21. A diplomat is someone who can tell you to go to hell in such a way that you will look forward to the trip.
22. Some people are like Slinkies … not really good for anything, but you can’t help smiling when you see one tumble down the stairs.
23. Never, under any circumstances, take a sleeping pill and a laxative on the same night.
24. If sex is a pain in the ass, then you’re doing it wrong…
25. Better to remain silent and be thought a fool, than to speak and remove all doubt.
26. Politicians and diapers have one thing in common. They should both be changed regularly, and for the same reason.
27. Crowded elevators smell different to midgets.
28. How is it one careless match can start a forest fire, but it takes a whole box to start a campfire?
29. Did you hear about the Chinese couple that had a retarded baby? They named him “Sum Ting Wong”.
30. Don’t piss me off! I’m running out of places to hide the bodies.
.
32. Some cause happiness wherever they go. Others whenever they go.
33. Did you know that dolphins are so smart that within a few weeks of captivity, they can train people to stand on the very edge of the pool and throw them fish?
34. To steal ideas from one person is plagiarism. To steal from many is research.
35. I discovered I scream the same way whether I’m about to be devoured by a great white shark or if a piece of seaweed touches my foot.
36. I haven’t spoken to my wife in years. I didn’t want to interrupt her.
37. I love to go shopping. I love to freak out salespeople. They ask me if they can help me, and I say, “Have you got anything I’d like?” Then they ask me what size I need, and I say, “Extra medium.”
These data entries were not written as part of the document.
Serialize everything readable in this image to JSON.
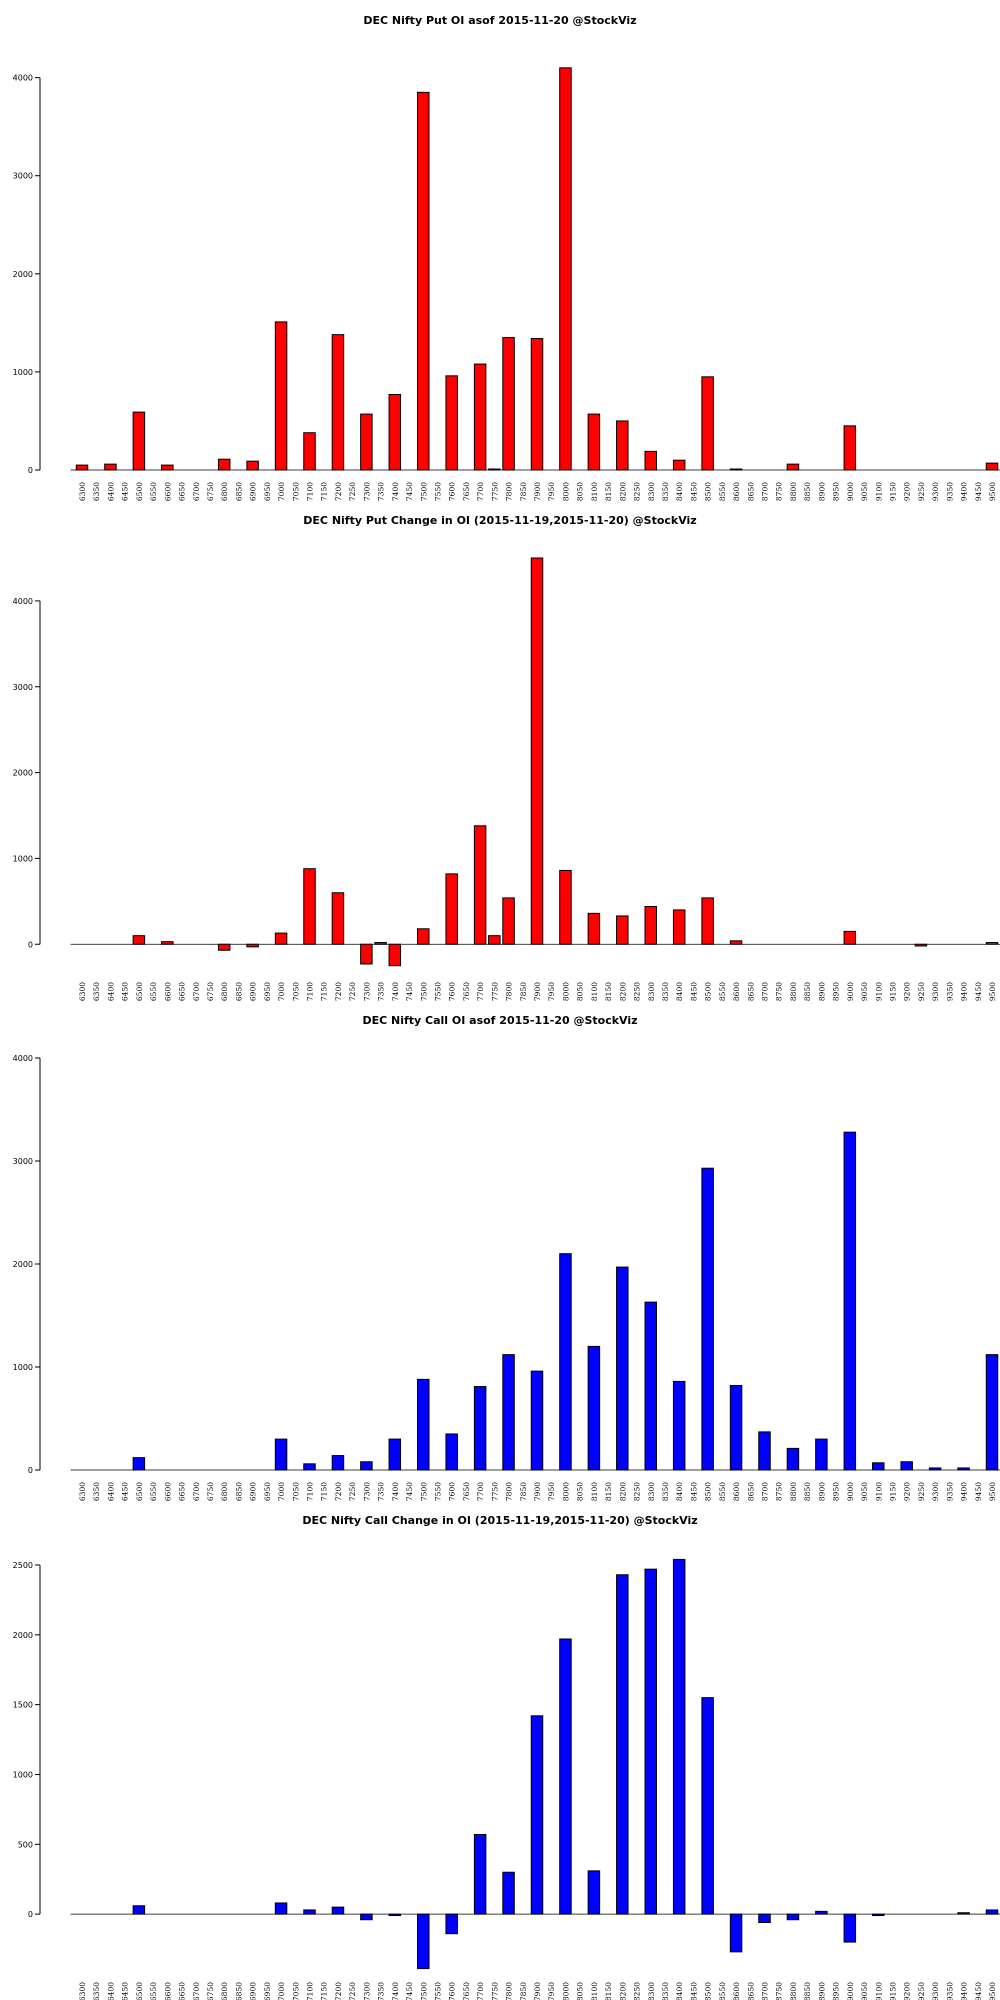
{
  "chart_data": [
    {
      "type": "bar",
      "title": "DEC Nifty Put OI asof 2015-11-20 @StockViz",
      "categories": [
        6300,
        6350,
        6400,
        6450,
        6500,
        6550,
        6600,
        6650,
        6700,
        6750,
        6800,
        6850,
        6900,
        6950,
        7000,
        7050,
        7100,
        7150,
        7200,
        7250,
        7300,
        7350,
        7400,
        7450,
        7500,
        7550,
        7600,
        7650,
        7700,
        7750,
        7800,
        7850,
        7900,
        7950,
        8000,
        8050,
        8100,
        8150,
        8200,
        8250,
        8300,
        8350,
        8400,
        8450,
        8500,
        8550,
        8600,
        8650,
        8700,
        8750,
        8800,
        8850,
        8900,
        8950,
        9000,
        9050,
        9100,
        9150,
        9200,
        9250,
        9300,
        9350,
        9400,
        9450,
        9500
      ],
      "values": [
        50,
        0,
        60,
        0,
        590,
        0,
        50,
        0,
        0,
        0,
        110,
        0,
        90,
        0,
        1510,
        0,
        380,
        0,
        1380,
        0,
        570,
        0,
        770,
        0,
        3850,
        0,
        960,
        0,
        1080,
        10,
        1350,
        0,
        1340,
        0,
        4100,
        0,
        570,
        0,
        500,
        0,
        190,
        0,
        100,
        0,
        950,
        0,
        10,
        0,
        0,
        0,
        60,
        0,
        0,
        0,
        450,
        0,
        0,
        0,
        0,
        0,
        0,
        0,
        0,
        0,
        70
      ],
      "color": "#ff0000",
      "ylim": [
        0,
        4200
      ],
      "yticks": [
        0,
        1000,
        2000,
        3000,
        4000
      ]
    },
    {
      "type": "bar",
      "title": "DEC Nifty Put Change in OI (2015-11-19,2015-11-20) @StockViz",
      "categories": [
        6300,
        6350,
        6400,
        6450,
        6500,
        6550,
        6600,
        6650,
        6700,
        6750,
        6800,
        6850,
        6900,
        6950,
        7000,
        7050,
        7100,
        7150,
        7200,
        7250,
        7300,
        7350,
        7400,
        7450,
        7500,
        7550,
        7600,
        7650,
        7700,
        7750,
        7800,
        7850,
        7900,
        7950,
        8000,
        8050,
        8100,
        8150,
        8200,
        8250,
        8300,
        8350,
        8400,
        8450,
        8500,
        8550,
        8600,
        8650,
        8700,
        8750,
        8800,
        8850,
        8900,
        8950,
        9000,
        9050,
        9100,
        9150,
        9200,
        9250,
        9300,
        9350,
        9400,
        9450,
        9500
      ],
      "values": [
        0,
        0,
        0,
        0,
        100,
        0,
        30,
        0,
        0,
        0,
        -70,
        0,
        -30,
        0,
        130,
        0,
        880,
        0,
        600,
        0,
        -230,
        20,
        -250,
        0,
        180,
        0,
        820,
        0,
        1380,
        100,
        540,
        0,
        4500,
        0,
        860,
        0,
        360,
        0,
        330,
        0,
        440,
        0,
        400,
        0,
        540,
        0,
        40,
        0,
        0,
        0,
        0,
        0,
        0,
        0,
        150,
        0,
        0,
        0,
        0,
        -20,
        0,
        0,
        0,
        0,
        20
      ],
      "color": "#ff0000",
      "ylim": [
        -300,
        4500
      ],
      "yticks": [
        0,
        1000,
        2000,
        3000,
        4000
      ]
    },
    {
      "type": "bar",
      "title": "DEC Nifty Call OI asof 2015-11-20 @StockViz",
      "categories": [
        6300,
        6350,
        6400,
        6450,
        6500,
        6550,
        6600,
        6650,
        6700,
        6750,
        6800,
        6850,
        6900,
        6950,
        7000,
        7050,
        7100,
        7150,
        7200,
        7250,
        7300,
        7350,
        7400,
        7450,
        7500,
        7550,
        7600,
        7650,
        7700,
        7750,
        7800,
        7850,
        7900,
        7950,
        8000,
        8050,
        8100,
        8150,
        8200,
        8250,
        8300,
        8350,
        8400,
        8450,
        8500,
        8550,
        8600,
        8650,
        8700,
        8750,
        8800,
        8850,
        8900,
        8950,
        9000,
        9050,
        9100,
        9150,
        9200,
        9250,
        9300,
        9350,
        9400,
        9450,
        9500
      ],
      "values": [
        0,
        0,
        0,
        0,
        120,
        0,
        0,
        0,
        0,
        0,
        0,
        0,
        0,
        0,
        300,
        0,
        60,
        0,
        140,
        0,
        80,
        0,
        300,
        0,
        880,
        0,
        350,
        0,
        810,
        0,
        1120,
        0,
        960,
        0,
        2100,
        0,
        1200,
        0,
        1970,
        0,
        1630,
        0,
        860,
        0,
        2930,
        0,
        820,
        0,
        370,
        0,
        210,
        0,
        300,
        0,
        3280,
        0,
        70,
        0,
        80,
        0,
        20,
        0,
        20,
        0,
        1120
      ],
      "color": "#0000ff",
      "ylim": [
        0,
        4000
      ],
      "yticks": [
        0,
        1000,
        2000,
        3000,
        4000
      ]
    },
    {
      "type": "bar",
      "title": "DEC Nifty Call Change in OI (2015-11-19,2015-11-20) @StockViz",
      "categories": [
        6300,
        6350,
        6400,
        6450,
        6500,
        6550,
        6600,
        6650,
        6700,
        6750,
        6800,
        6850,
        6900,
        6950,
        7000,
        7050,
        7100,
        7150,
        7200,
        7250,
        7300,
        7350,
        7400,
        7450,
        7500,
        7550,
        7600,
        7650,
        7700,
        7750,
        7800,
        7850,
        7900,
        7950,
        8000,
        8050,
        8100,
        8150,
        8200,
        8250,
        8300,
        8350,
        8400,
        8450,
        8500,
        8550,
        8600,
        8650,
        8700,
        8750,
        8800,
        8850,
        8900,
        8950,
        9000,
        9050,
        9100,
        9150,
        9200,
        9250,
        9300,
        9350,
        9400,
        9450,
        9500
      ],
      "values": [
        0,
        0,
        0,
        0,
        60,
        0,
        0,
        0,
        0,
        0,
        0,
        0,
        0,
        0,
        80,
        0,
        30,
        0,
        50,
        0,
        -40,
        0,
        -10,
        0,
        -390,
        0,
        -140,
        0,
        570,
        0,
        300,
        0,
        1420,
        0,
        1970,
        0,
        310,
        0,
        2430,
        0,
        2470,
        0,
        2540,
        0,
        1550,
        0,
        -270,
        0,
        -60,
        0,
        -40,
        0,
        20,
        0,
        -200,
        0,
        -10,
        0,
        0,
        0,
        0,
        0,
        10,
        0,
        30
      ],
      "color": "#0000ff",
      "ylim": [
        -400,
        2550
      ],
      "yticks": [
        0,
        500,
        1000,
        1500,
        2000,
        2500
      ]
    }
  ]
}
38. Lord, if I can’t be skinny, please let all my friends be fat.
39. If 4 out of 5 people SUFFER from diarrhea… does that mean that one enjoys it?
40. Booze may not be the answer, but it helps you forget the question.
41. Please Tell Your Pants Its Not Polite To Point.
42. If God is watching us, the least we can do is be entertaining.
43. Some people say “If you can’t beat them, join them”. I say “If you can’t beat them, beat them”, because they will be expecting you to join them, so you will have the element of surprise.
44. One tequila, two tequila, three tequila, floor.
45. War does not determine who is right – only who is left.
46. This isn’t an office. It’s hell with fluorescent lighting.
47. Hippopotomonstrosesquippedaliophobia: Fear of long words.
48. A bus station is where a bus stops. A train station is where a train stops. On my desk, I have a work station..
49. WARNING: The consumption of alcohol may cause you to think you can sing.
50. Why don’t you slip into something more comfortable…like a coma.